If there is one thing I have learned from working in RE inspired schools, it’s that children will always surprise you. It’s a bit of a mantra, really. Children will always surprise you. Come with your own expectations about what might happen, and prepare to be wrong, maybe delightfully or disappointingly so. Don’t get too attached to your ideas!!
In this instance, while I had a few different predictions about what might happen, I was surprised by what the children actually did. I thought they might be either fully engaged in the painting, or disengaged from it. I thought they would either be completely intrigued by the projection, or totally ignore it. What happened was more of a wibbly-wobbly dance, where some of the children were curious yet tentative about the paint, some of them noticed the projections and yet showed little reaction, and one of the children wanted nothing to do with the whole mess (and I thought this child would get covered in paint).

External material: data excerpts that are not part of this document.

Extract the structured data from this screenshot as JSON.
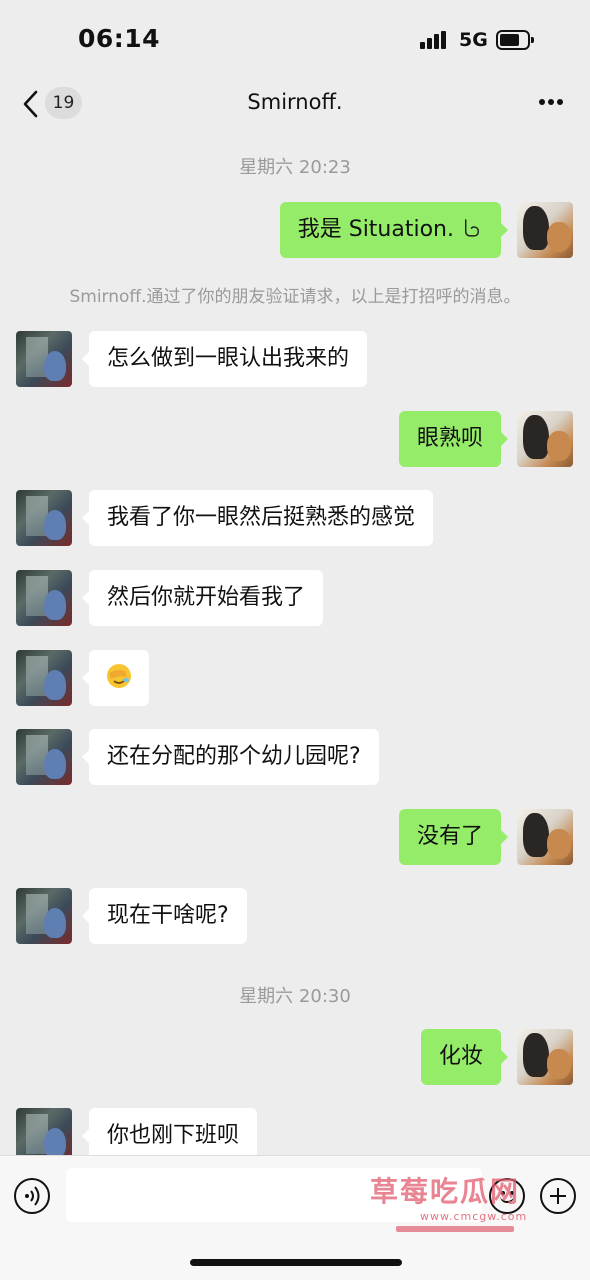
{
  "status_bar": {
    "time": "06:14",
    "network": "5G"
  },
  "header": {
    "back_badge": "19",
    "title": "Smirnoff."
  },
  "timestamps": [
    "星期六 20:23",
    "星期六 20:30"
  ],
  "system_message": "Smirnoff.通过了你的朋友验证请求，以上是打招呼的消息。",
  "messages": [
    {
      "from": "me",
      "text": "我是 Situation."
    },
    {
      "from": "them",
      "text": "怎么做到一眼认出我来的"
    },
    {
      "from": "me",
      "text": "眼熟呗"
    },
    {
      "from": "them",
      "text": "我看了你一眼然后挺熟悉的感觉"
    },
    {
      "from": "them",
      "text": "然后你就开始看我了"
    },
    {
      "from": "them",
      "emoji": "facepalm-emoji"
    },
    {
      "from": "them",
      "text": "还在分配的那个幼儿园呢?"
    },
    {
      "from": "me",
      "text": "没有了"
    },
    {
      "from": "them",
      "text": "现在干啥呢?"
    },
    {
      "from": "me",
      "text": "化妆"
    },
    {
      "from": "them",
      "text": "你也刚下班呗"
    }
  ],
  "watermark": {
    "text": "草莓吃瓜网",
    "subtext": "www.cmcgw.com"
  },
  "colors": {
    "background": "#ededed",
    "outgoing_bubble": "#95ec69",
    "incoming_bubble": "#ffffff",
    "meta_text": "#9a9a9a"
  }
}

It’s OK when our experiments don’t turn out as we expect. If you follow the scientific method (which I try to), then you know experiments must be repeated to test a hypothesis. You would also know that experiments generate further questions, especially if they fail. And this practice of experimenting is especially important when educating young children, in my opinion, so that we collectively come to understand one another better and perhaps change our approach or focus to something more relevant.
Long story short, we are going to repeat this again, but with other children and with some slight space modifications. We want to learn more about how children interact with projected images, with light, and how digital technology might intersect with art and social connection. So we are hoping that another trial involving a couple of older Elm House children might provide more answers (and questions) and open up different ideas for future light and digital technology explorations.